Во все время нахождения моего в плену гораздо больше было прискорбных приключений и невзгод со мной против тех, которые мной описаны, но я их не могу теперь все вспомнить, а вкратце записал только то, что не забыл[2].
1 августа 1900 года
Кофанов М. [Х. Кофанов]. В плену у горцев в 1830 и 1831 годах // Труды Ставропольской ученой архивной комиссии. Ставрополь, 1914. Вып. 6. С. 3–11.
Черноморский казак
Лев Екельн. Из записок русского, бывшего в плену у черкесов
Лев Филиппович Екельн – помимо «Из записок русского, бывшего в плену у черкесов», является также автором литературного произведения «Джекнат и Бока. Чеченская повесть» (Отечественные Записки. 1843. Т. 31. № 11).
Л. Ф. Екельн – дежурный штаб-офицер штаба Отдельного Оренбургского корпуса, майор, «состоящий по кавалерии». В Оренбурге был дружен с А. Н. Плещеевым, который ценил его душевные качества. Тесные отношения с Екельном поддерживали другие опальные.
Вот что можно почерпнуть о нем в Интернете: «…Его положение позволяло ему влиять на судьбу Шевченко, и мы возлагали на него надежду», – писал впоследствии Б. Залеский, характеризуя Екельна как «доброго человека». Шевченко узнал о Екельне от Залеского, вероятно, не ранее 1853 года. «Еще раз благодарю тебя за копию „Монаха“ и – я тебе как Богу верю – ежели Лев Филиппович такой человек, как ты говоришь, то и ты, и он скоро увидите и Актау и Каратау, ежели не красками, то по крайней мере сепию». Речь идет о рисунках Шевченко, которые он, в силу царского приговора, мог делать лишь тайком; отсюда понятно, как характеризовал Залеский одного из близких помощников генерал-губернатора.
В 1854 году Екельн был отчислен от должности дежурного штаб-офицера и назначен исполняющим обязанности члена Омской полевой провиантской комиссии.
Путь от аула Чишки до аула Доч-Морзей[3] Из Чишек до Доч-Морзей две дороги: одна идет по горам и утесам, образующим славное Аргунское ущелье, другая – по руслу реки. Газий (князь) выбрал последнюю, сотворив обычную полуденную молитву; князю и его мюридам подвели коней, меня посадили на круп лошади какого-то чеченца. Авангард тронулся; за ним, в 60 шагах, вновь пожалованный начальник (после смерти славного Эрс-мирзы Шамиль, голова бунтующих горцев, назначил на место его Газия, мюрида и соотечественника своего, начальником следующих аулов: Чишки, Доч-Морзей, Улус-Керты, Исмаил-Ирвей, Войхёнах и Муссейнюрт), имея по бокам в пяти или десяти шагах по нескольку человек наездников; наконец арьергард. Толпа народу проводила князя, осыпая желаниями здоровья и успехов.
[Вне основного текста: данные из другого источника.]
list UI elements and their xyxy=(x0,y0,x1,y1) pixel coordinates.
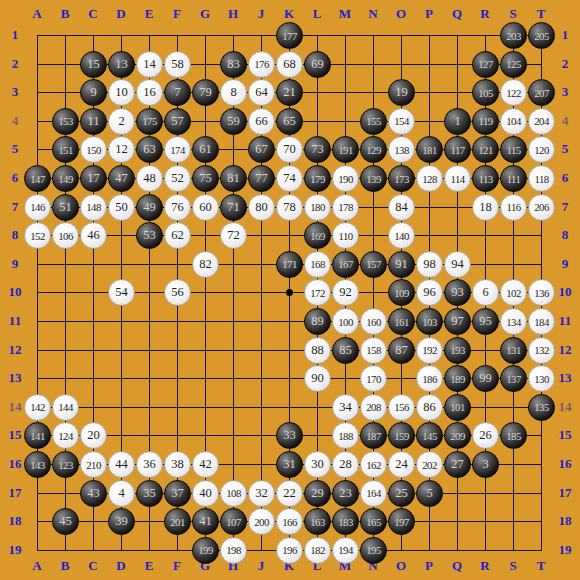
col-label-top-E: E xyxy=(135,7,163,21)
stone-K16: 31 xyxy=(276,451,303,478)
row-label-left-10: 10 xyxy=(1,285,29,299)
stone-M5: 191 xyxy=(332,136,359,163)
stone-Q16: 27 xyxy=(444,451,471,478)
stone-R11: 95 xyxy=(472,308,499,335)
stone-L5: 73 xyxy=(304,136,331,163)
row-label-right-18: 18 xyxy=(551,514,579,528)
col-label-bottom-A: A xyxy=(23,559,51,573)
row-label-left-13: 13 xyxy=(1,371,29,385)
stone-M12: 85 xyxy=(332,337,359,364)
stone-S1: 203 xyxy=(500,22,527,49)
stone-R16: 3 xyxy=(472,451,499,478)
stone-A15: 141 xyxy=(24,422,51,449)
row-label-right-12: 12 xyxy=(551,343,579,357)
row-label-right-15: 15 xyxy=(551,428,579,442)
stone-H8: 72 xyxy=(220,222,247,249)
stone-Q12: 193 xyxy=(444,337,471,364)
stone-A7: 146 xyxy=(24,194,51,221)
stone-T11: 184 xyxy=(528,308,555,335)
row-label-right-2: 2 xyxy=(551,57,579,71)
col-label-top-G: G xyxy=(191,7,219,21)
stone-J5: 67 xyxy=(248,136,275,163)
stone-G9: 82 xyxy=(192,251,219,278)
row-label-right-8: 8 xyxy=(551,228,579,242)
stone-S4: 104 xyxy=(500,108,527,135)
col-label-top-J: J xyxy=(247,7,275,21)
stone-J7: 80 xyxy=(248,194,275,221)
stone-B8: 106 xyxy=(52,222,79,249)
stone-D17: 4 xyxy=(108,480,135,507)
stone-A8: 152 xyxy=(24,222,51,249)
stone-N15: 187 xyxy=(360,422,387,449)
stone-Q9: 94 xyxy=(444,251,471,278)
stone-B7: 51 xyxy=(52,194,79,221)
stone-C3: 9 xyxy=(80,79,107,106)
stone-E8: 53 xyxy=(136,222,163,249)
col-label-top-P: P xyxy=(415,7,443,21)
stone-H4: 59 xyxy=(220,108,247,135)
stone-N6: 139 xyxy=(360,165,387,192)
stone-G18: 41 xyxy=(192,508,219,535)
stone-Q14: 101 xyxy=(444,394,471,421)
stone-D18: 39 xyxy=(108,508,135,535)
col-label-bottom-J: J xyxy=(247,559,275,573)
row-label-right-3: 3 xyxy=(551,85,579,99)
stone-D16: 44 xyxy=(108,451,135,478)
row-label-left-4: 4 xyxy=(1,114,29,128)
col-label-top-K: K xyxy=(275,7,303,21)
stone-P5: 181 xyxy=(416,136,443,163)
row-label-right-7: 7 xyxy=(551,200,579,214)
row-label-left-2: 2 xyxy=(1,57,29,71)
stone-N14: 208 xyxy=(360,394,387,421)
stone-K7: 78 xyxy=(276,194,303,221)
col-label-top-T: T xyxy=(527,7,555,21)
stone-M15: 188 xyxy=(332,422,359,449)
stone-S11: 134 xyxy=(500,308,527,335)
stone-G19: 199 xyxy=(192,537,219,564)
row-label-left-9: 9 xyxy=(1,257,29,271)
stone-E3: 16 xyxy=(136,79,163,106)
stone-N19: 195 xyxy=(360,537,387,564)
stone-C6: 17 xyxy=(80,165,107,192)
stone-K17: 22 xyxy=(276,480,303,507)
stone-F16: 38 xyxy=(164,451,191,478)
stone-D7: 50 xyxy=(108,194,135,221)
stone-N17: 164 xyxy=(360,480,387,507)
stone-C8: 46 xyxy=(80,222,107,249)
stone-K15: 33 xyxy=(276,422,303,449)
stone-L17: 29 xyxy=(304,480,331,507)
stone-S15: 185 xyxy=(500,422,527,449)
row-label-right-17: 17 xyxy=(551,486,579,500)
stone-D5: 12 xyxy=(108,136,135,163)
col-label-bottom-C: C xyxy=(79,559,107,573)
stone-R13: 99 xyxy=(472,365,499,392)
stone-L8: 169 xyxy=(304,222,331,249)
col-label-top-N: N xyxy=(359,7,387,21)
stone-E17: 35 xyxy=(136,480,163,507)
stone-E5: 63 xyxy=(136,136,163,163)
stone-L10: 172 xyxy=(304,279,331,306)
stone-F7: 76 xyxy=(164,194,191,221)
col-label-bottom-S: S xyxy=(499,559,527,573)
row-label-left-3: 3 xyxy=(1,85,29,99)
stone-H19: 198 xyxy=(220,537,247,564)
stone-C16: 210 xyxy=(80,451,107,478)
stone-R15: 26 xyxy=(472,422,499,449)
stone-O11: 161 xyxy=(388,308,415,335)
stone-Q5: 117 xyxy=(444,136,471,163)
stone-J2: 176 xyxy=(248,51,275,78)
col-label-bottom-B: B xyxy=(51,559,79,573)
stone-K4: 65 xyxy=(276,108,303,135)
row-label-right-9: 9 xyxy=(551,257,579,271)
stone-H3: 8 xyxy=(220,79,247,106)
stone-H17: 108 xyxy=(220,480,247,507)
stone-M7: 178 xyxy=(332,194,359,221)
stone-G16: 42 xyxy=(192,451,219,478)
stone-O5: 138 xyxy=(388,136,415,163)
stone-K9: 171 xyxy=(276,251,303,278)
stone-P17: 5 xyxy=(416,480,443,507)
col-label-top-H: H xyxy=(219,7,247,21)
stone-S2: 125 xyxy=(500,51,527,78)
col-label-top-R: R xyxy=(471,7,499,21)
stone-S7: 116 xyxy=(500,194,527,221)
row-label-left-18: 18 xyxy=(1,514,29,528)
col-label-top-A: A xyxy=(23,7,51,21)
stone-P14: 86 xyxy=(416,394,443,421)
stone-P10: 96 xyxy=(416,279,443,306)
stone-O12: 87 xyxy=(388,337,415,364)
stone-R3: 105 xyxy=(472,79,499,106)
stone-G17: 40 xyxy=(192,480,219,507)
stone-M17: 23 xyxy=(332,480,359,507)
col-label-top-S: S xyxy=(499,7,527,21)
stone-D3: 10 xyxy=(108,79,135,106)
stone-B6: 149 xyxy=(52,165,79,192)
stone-G3: 79 xyxy=(192,79,219,106)
stone-O7: 84 xyxy=(388,194,415,221)
stone-G7: 60 xyxy=(192,194,219,221)
stone-H7: 71 xyxy=(220,194,247,221)
stone-D10: 54 xyxy=(108,279,135,306)
stone-M9: 167 xyxy=(332,251,359,278)
stone-S3: 122 xyxy=(500,79,527,106)
stone-T10: 136 xyxy=(528,279,555,306)
col-label-top-F: F xyxy=(163,7,191,21)
col-label-bottom-T: T xyxy=(527,559,555,573)
row-label-left-5: 5 xyxy=(1,142,29,156)
stone-L12: 88 xyxy=(304,337,331,364)
stone-Q4: 1 xyxy=(444,108,471,135)
col-label-top-C: C xyxy=(79,7,107,21)
stone-J3: 64 xyxy=(248,79,275,106)
row-label-right-13: 13 xyxy=(551,371,579,385)
stone-M8: 110 xyxy=(332,222,359,249)
stone-Q10: 93 xyxy=(444,279,471,306)
stone-R7: 18 xyxy=(472,194,499,221)
col-label-top-D: D xyxy=(107,7,135,21)
stone-O14: 156 xyxy=(388,394,415,421)
stone-E6: 48 xyxy=(136,165,163,192)
stone-E4: 175 xyxy=(136,108,163,135)
row-label-right-5: 5 xyxy=(551,142,579,156)
stone-B5: 151 xyxy=(52,136,79,163)
stone-F6: 52 xyxy=(164,165,191,192)
stone-M11: 100 xyxy=(332,308,359,335)
stone-F10: 56 xyxy=(164,279,191,306)
stone-E16: 36 xyxy=(136,451,163,478)
stone-N9: 157 xyxy=(360,251,387,278)
stone-B18: 45 xyxy=(52,508,79,535)
col-label-bottom-R: R xyxy=(471,559,499,573)
stone-P12: 192 xyxy=(416,337,443,364)
stone-N12: 158 xyxy=(360,337,387,364)
stone-F17: 37 xyxy=(164,480,191,507)
stone-T13: 130 xyxy=(528,365,555,392)
stone-O17: 25 xyxy=(388,480,415,507)
row-label-right-6: 6 xyxy=(551,171,579,185)
stone-R2: 127 xyxy=(472,51,499,78)
col-label-bottom-O: O xyxy=(387,559,415,573)
stone-P15: 145 xyxy=(416,422,443,449)
stone-K18: 166 xyxy=(276,508,303,535)
stone-O8: 140 xyxy=(388,222,415,249)
stone-O10: 109 xyxy=(388,279,415,306)
stone-Q13: 189 xyxy=(444,365,471,392)
col-label-top-M: M xyxy=(331,7,359,21)
stone-O18: 197 xyxy=(388,508,415,535)
stone-K3: 21 xyxy=(276,79,303,106)
stone-K19: 196 xyxy=(276,537,303,564)
stone-P9: 98 xyxy=(416,251,443,278)
row-label-right-4: 4 xyxy=(551,114,579,128)
stone-S13: 137 xyxy=(500,365,527,392)
stone-S6: 111 xyxy=(500,165,527,192)
stone-C17: 43 xyxy=(80,480,107,507)
stone-M18: 183 xyxy=(332,508,359,535)
col-label-top-L: L xyxy=(303,7,331,21)
stone-L2: 69 xyxy=(304,51,331,78)
row-label-left-11: 11 xyxy=(1,314,29,328)
stone-J4: 66 xyxy=(248,108,275,135)
col-label-bottom-E: E xyxy=(135,559,163,573)
stone-O3: 19 xyxy=(388,79,415,106)
stone-E7: 49 xyxy=(136,194,163,221)
stone-S10: 102 xyxy=(500,279,527,306)
stone-K5: 70 xyxy=(276,136,303,163)
stone-H2: 83 xyxy=(220,51,247,78)
stone-M19: 194 xyxy=(332,537,359,564)
stone-D4: 2 xyxy=(108,108,135,135)
stone-D2: 13 xyxy=(108,51,135,78)
stone-P16: 202 xyxy=(416,451,443,478)
row-label-right-10: 10 xyxy=(551,285,579,299)
stone-P13: 186 xyxy=(416,365,443,392)
stone-R4: 119 xyxy=(472,108,499,135)
row-label-left-12: 12 xyxy=(1,343,29,357)
stone-L11: 89 xyxy=(304,308,331,335)
stone-G5: 61 xyxy=(192,136,219,163)
stone-F2: 58 xyxy=(164,51,191,78)
col-label-bottom-F: F xyxy=(163,559,191,573)
stone-Q15: 209 xyxy=(444,422,471,449)
stone-K2: 68 xyxy=(276,51,303,78)
stone-O15: 159 xyxy=(388,422,415,449)
stone-B14: 144 xyxy=(52,394,79,421)
stone-C4: 11 xyxy=(80,108,107,135)
stone-L7: 180 xyxy=(304,194,331,221)
stone-B4: 153 xyxy=(52,108,79,135)
row-label-left-17: 17 xyxy=(1,486,29,500)
stone-C15: 20 xyxy=(80,422,107,449)
stone-G6: 75 xyxy=(192,165,219,192)
stone-F8: 62 xyxy=(164,222,191,249)
stone-T6: 118 xyxy=(528,165,555,192)
stone-R5: 121 xyxy=(472,136,499,163)
stone-A14: 142 xyxy=(24,394,51,421)
stone-N16: 162 xyxy=(360,451,387,478)
stone-M10: 92 xyxy=(332,279,359,306)
col-label-bottom-Q: Q xyxy=(443,559,471,573)
stone-K6: 74 xyxy=(276,165,303,192)
stone-O16: 24 xyxy=(388,451,415,478)
row-label-right-19: 19 xyxy=(551,543,579,557)
stone-C7: 148 xyxy=(80,194,107,221)
star-point xyxy=(286,289,293,296)
stone-N18: 165 xyxy=(360,508,387,535)
row-label-right-14: 14 xyxy=(551,400,579,414)
stone-H6: 81 xyxy=(220,165,247,192)
row-label-right-1: 1 xyxy=(551,28,579,42)
stone-S5: 115 xyxy=(500,136,527,163)
stone-Q6: 114 xyxy=(444,165,471,192)
stone-B15: 124 xyxy=(52,422,79,449)
col-label-top-B: B xyxy=(51,7,79,21)
stone-A16: 143 xyxy=(24,451,51,478)
stone-T3: 207 xyxy=(528,79,555,106)
stone-J18: 200 xyxy=(248,508,275,535)
stone-O4: 154 xyxy=(388,108,415,135)
stone-S12: 131 xyxy=(500,337,527,364)
stone-Q11: 97 xyxy=(444,308,471,335)
stone-T5: 120 xyxy=(528,136,555,163)
stone-A6: 147 xyxy=(24,165,51,192)
row-label-right-16: 16 xyxy=(551,457,579,471)
row-label-left-1: 1 xyxy=(1,28,29,42)
stone-R6: 113 xyxy=(472,165,499,192)
stone-B16: 123 xyxy=(52,451,79,478)
stone-N11: 160 xyxy=(360,308,387,335)
stone-F3: 7 xyxy=(164,79,191,106)
stone-O9: 91 xyxy=(388,251,415,278)
stone-R10: 6 xyxy=(472,279,499,306)
row-label-right-11: 11 xyxy=(551,314,579,328)
stone-L13: 90 xyxy=(304,365,331,392)
stone-T7: 206 xyxy=(528,194,555,221)
col-label-top-Q: Q xyxy=(443,7,471,21)
stone-L9: 168 xyxy=(304,251,331,278)
stone-L16: 30 xyxy=(304,451,331,478)
stone-M6: 190 xyxy=(332,165,359,192)
row-label-left-19: 19 xyxy=(1,543,29,557)
stone-L18: 163 xyxy=(304,508,331,535)
stone-T1: 205 xyxy=(528,22,555,49)
stone-F18: 201 xyxy=(164,508,191,535)
stone-C5: 150 xyxy=(80,136,107,163)
stone-M14: 34 xyxy=(332,394,359,421)
stone-T4: 204 xyxy=(528,108,555,135)
col-label-bottom-P: P xyxy=(415,559,443,573)
stone-J6: 77 xyxy=(248,165,275,192)
stone-T12: 132 xyxy=(528,337,555,364)
stone-L19: 182 xyxy=(304,537,331,564)
stone-N5: 129 xyxy=(360,136,387,163)
h-line xyxy=(37,235,542,236)
stone-C2: 15 xyxy=(80,51,107,78)
stone-N4: 155 xyxy=(360,108,387,135)
stone-N13: 170 xyxy=(360,365,387,392)
stone-O6: 173 xyxy=(388,165,415,192)
go-board[interactable]: AABBCCDDEEFFGGHHJJKKLLMMNNOOPPQQRRSSTT11… xyxy=(0,0,580,580)
stone-D6: 47 xyxy=(108,165,135,192)
stone-E2: 14 xyxy=(136,51,163,78)
stone-H18: 107 xyxy=(220,508,247,535)
stone-P6: 128 xyxy=(416,165,443,192)
stone-L6: 179 xyxy=(304,165,331,192)
stone-T14: 135 xyxy=(528,394,555,421)
col-label-bottom-D: D xyxy=(107,559,135,573)
stone-F5: 174 xyxy=(164,136,191,163)
stone-J17: 32 xyxy=(248,480,275,507)
stone-K1: 177 xyxy=(276,22,303,49)
stone-M16: 28 xyxy=(332,451,359,478)
stone-P11: 103 xyxy=(416,308,443,335)
col-label-top-O: O xyxy=(387,7,415,21)
stone-F4: 57 xyxy=(164,108,191,135)
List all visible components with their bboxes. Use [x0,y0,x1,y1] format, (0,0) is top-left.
Выехав из аула, мы повернули налево, к берегам вольного Аргуна. Последний раз простился я взорами с Чишками, памятными зверским обращением со мной Голегы и жестокой болезнью. Аул с высокими пирамидами кукурузы медленно тонул в осеннем тумане. Прощай!
Дорога, дойдя до леса, вдруг поворачивает направо и сбегает к ложу реки, обставленная высокими дубами и вязами; кони, фыркая, медленно, нога за ногу, ступали по глинистой почве, размоченной дождями, и грудью бросались в волны Аргуна, катившего воды свои у самого спуска. Вот мы в ущелье: гигантские скалы, увитые вековыми дубравами, обступили бешеную реку; над головой клочок прекрасного голубого неба: направо и налево громадные выси; под ногами волны да волны…
Шагом ехали мы то по руслу Аргуна, то по тропинке, бежавшей около берегов его. Князь запел любимый гимн мухаммедан «Ла иллях иль Аллах»; мюриды хором подхватили последние звуки песни, и вызванное эхо следом откликнулось какой-то дикой, мрачной гармонией и далеко, далеко понесло печальные напевы свои…
Грустно стало мне; казалось, чем дальше отодвигался я от родного края, тем дальше улетала надежда когда-нибудь снова увидеть его. Будущность, прежде столь светлая и радужная, исчезла, как звук. Недавно писал я на родину; ответа еще не было, и невольная мысль, что поприще столь благородное я должен кончить рабом презренного и гнусного лезгина, умереть в цепях, не оплаканный слезой ни друга, ни христианина, убить в железах мою молодость и потом умирать долго, медленно, обремененным кандалами и напутствуемым проклятиями или насмешками врагов Бога и моего Отечества… Из чьих глаз эти думы не вызвали бы слезы душевного страдания?..
С час ехали мы; природа все та же: не увидишь луча солнечного; все выси, да скалы, да горы, да леса дремучие.
– Скоро ли? – спросил я у своего спутника.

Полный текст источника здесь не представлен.